Eventually, these trucks will drive themselves, freeing up drivers to take on administrative tasks, and eventually doing away with them altogether.

These advances will have an equally profound effect on the entire logistics system.

Trucks will become even more tightly integrated into the entire logistics chain, with the arrival of shipments to factories, warehouses, and end customers timed precisely, as all the players across the supply chain gain full transparency into the whereabouts of their goods.

And ultimately, trucks will be able to communicate their contents and destination with other trucks and with technology platforms that will automatically match shipments with trucks with available space, rerouting them as necessary.

As these digitally enabled, cloud-based solutions come on line, they will rearrange how the logistics business operates, rendering obsolete old business models and enabling new ones.

Some players, such as the truck makers, will look to offer increasingly sophisticated shipping solutions, taking over much of the territory now controlled by shipping companies and other logistics providers, as will many large end customers.

Technology companies will try to enter the market as well, offering their own trucking and logistics platforms - and even, perhaps, their own trucks.

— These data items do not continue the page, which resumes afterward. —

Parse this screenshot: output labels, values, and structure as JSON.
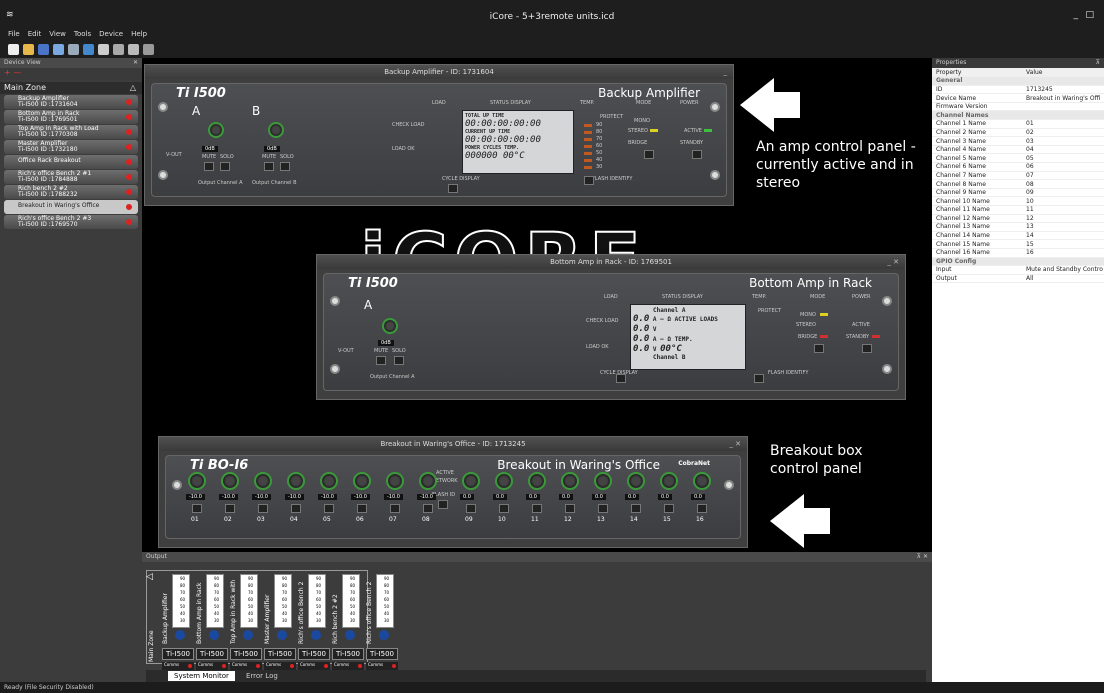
{
  "app": {
    "title": "iCore - 5+3remote units.icd"
  },
  "menu": [
    "File",
    "Edit",
    "View",
    "Tools",
    "Device",
    "Help"
  ],
  "device_view": {
    "title": "Device View",
    "zone": "Main Zone",
    "devices": [
      {
        "name": "Backup Amplifier",
        "model": "Ti-I500",
        "id": "ID :1731604"
      },
      {
        "name": "Bottom Amp in Rack",
        "model": "Ti-I500",
        "id": "ID :1769501"
      },
      {
        "name": "Top Amp in Rack with Load",
        "model": "Ti-I500",
        "id": "ID :1770308"
      },
      {
        "name": "Master Amplifier",
        "model": "Ti-I500",
        "id": "ID :1732180"
      },
      {
        "name": "Office Rack Breakout",
        "model": "",
        "id": ""
      },
      {
        "name": "Rich's office Bench 2 #1",
        "model": "Ti-I500",
        "id": "ID :1784888"
      },
      {
        "name": "Rich bench 2 #2",
        "model": "Ti-I500",
        "id": "ID :1788232"
      },
      {
        "name": "Breakout in Waring's Office",
        "model": "",
        "id": ""
      },
      {
        "name": "Rich's office Bench 2 #3",
        "model": "Ti-I500",
        "id": "ID :1769570"
      }
    ]
  },
  "windows": {
    "amp1": {
      "title": "Backup Amplifier - ID: 1731604",
      "brand": "Ti",
      "model": "I500",
      "name": "Backup Amplifier"
    },
    "amp2": {
      "title": "Bottom Amp in Rack - ID: 1769501",
      "brand": "Ti",
      "model": "I500",
      "name": "Bottom Amp in Rack"
    },
    "bo": {
      "title": "Breakout in Waring's Office - ID: 1713245",
      "brand": "Ti",
      "model": "BO-I6",
      "name": "Breakout in Waring's Office",
      "logo": "CobraNet"
    }
  },
  "amp_labels": {
    "load": "LOAD",
    "status": "STATUS DISPLAY",
    "temp": "TEMP.",
    "mode": "MODE",
    "power": "POWER",
    "total_up": "TOTAL UP TIME",
    "current_up": "CURRENT UP TIME",
    "power_cycles": "POWER CYCLES",
    "temp_short": "TEMP.",
    "time_val": "00:00:00:00:00",
    "cycles_val": "000000",
    "temp_val": "00°C",
    "protect": "PROTECT",
    "mono": "MONO",
    "stereo": "STEREO",
    "bridge": "BRIDGE",
    "active": "ACTIVE",
    "standby": "STANDBY",
    "flash": "FLASH IDENTIFY",
    "cycle": "CYCLE DISPLAY",
    "mute": "MUTE",
    "solo": "SOLO",
    "vout": "V-OUT",
    "out_a": "Output Channel A",
    "out_b": "Output Channel B",
    "check": "CHECK LOAD",
    "load_ok": "LOAD OK",
    "ch_a": "A",
    "ch_b": "B",
    "odb": "0dB",
    "channel_a": "Channel A",
    "channel_b": "Channel B",
    "active_loads": "ACTIVE LOADS",
    "amp_val": "0.0",
    "volt_val": "0.0",
    "temps": [
      "90",
      "80",
      "70",
      "60",
      "50",
      "40",
      "30"
    ]
  },
  "bo_labels": {
    "channels": [
      "01",
      "02",
      "03",
      "04",
      "05",
      "06",
      "07",
      "08",
      "09",
      "10",
      "11",
      "12",
      "13",
      "14",
      "15",
      "16"
    ],
    "level": "-10.0",
    "zero_level": "0.0",
    "active": "ACTIVE",
    "network": "NETWORK",
    "flash": "FLASH ID"
  },
  "callouts": {
    "c1": "An amp control panel - currently active and in stereo",
    "c2": "Breakout box control panel"
  },
  "properties": {
    "title": "Properties",
    "col_property": "Property",
    "col_value": "Value",
    "rows": [
      {
        "cat": "General"
      },
      {
        "k": "ID",
        "v": "1713245"
      },
      {
        "k": "Device Name",
        "v": "Breakout in Waring's Offi"
      },
      {
        "k": "Firmware Version",
        "v": ""
      },
      {
        "cat": "Channel Names"
      },
      {
        "k": "Channel 1 Name",
        "v": "01"
      },
      {
        "k": "Channel 2 Name",
        "v": "02"
      },
      {
        "k": "Channel 3 Name",
        "v": "03"
      },
      {
        "k": "Channel 4 Name",
        "v": "04"
      },
      {
        "k": "Channel 5 Name",
        "v": "05"
      },
      {
        "k": "Channel 6 Name",
        "v": "06"
      },
      {
        "k": "Channel 7 Name",
        "v": "07"
      },
      {
        "k": "Channel 8 Name",
        "v": "08"
      },
      {
        "k": "Channel 9 Name",
        "v": "09"
      },
      {
        "k": "Channel 10 Name",
        "v": "10"
      },
      {
        "k": "Channel 11 Name",
        "v": "11"
      },
      {
        "k": "Channel 12 Name",
        "v": "12"
      },
      {
        "k": "Channel 13 Name",
        "v": "13"
      },
      {
        "k": "Channel 14 Name",
        "v": "14"
      },
      {
        "k": "Channel 15 Name",
        "v": "15"
      },
      {
        "k": "Channel 16 Name",
        "v": "16"
      },
      {
        "cat": "GPIO Config"
      },
      {
        "k": "Input",
        "v": "Mute and Standby Contro"
      },
      {
        "k": "Output",
        "v": "All"
      }
    ]
  },
  "output": {
    "title": "Output",
    "zone": "Main Zone",
    "units": [
      {
        "name": "Backup Amplifier",
        "model": "Ti-I500"
      },
      {
        "name": "Bottom Amp in Rack",
        "model": "Ti-I500"
      },
      {
        "name": "Top Amp in Rack with",
        "model": "Ti-I500"
      },
      {
        "name": "Master Amplifier",
        "model": "Ti-I500"
      },
      {
        "name": "Rich's office Bench 2",
        "model": "Ti-I500"
      },
      {
        "name": "Rich bench 2 #2",
        "model": "Ti-I500"
      },
      {
        "name": "Rich's office Bench 2",
        "model": "Ti-I500"
      }
    ],
    "comms": "Comms",
    "scale": [
      "90",
      "80",
      "70",
      "60",
      "50",
      "40",
      "30"
    ],
    "tabs": [
      "System Monitor",
      "Error Log"
    ]
  },
  "status": {
    "text": "Ready (File Security Disabled)"
  }
}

The Era of Digitized Trucking
The radical transformation coming to the trucking and logistics industries over the next 10 or 15 years presents many risks but also opportunities for all the players in the business.

For some, the risks will be so great that they will likely not survive.

For others, success will depend on their ability to understand the opportunities available to them, and to build or buy the capabilities needed to aggressively pursue them.

The real risk lies in failing to move forward.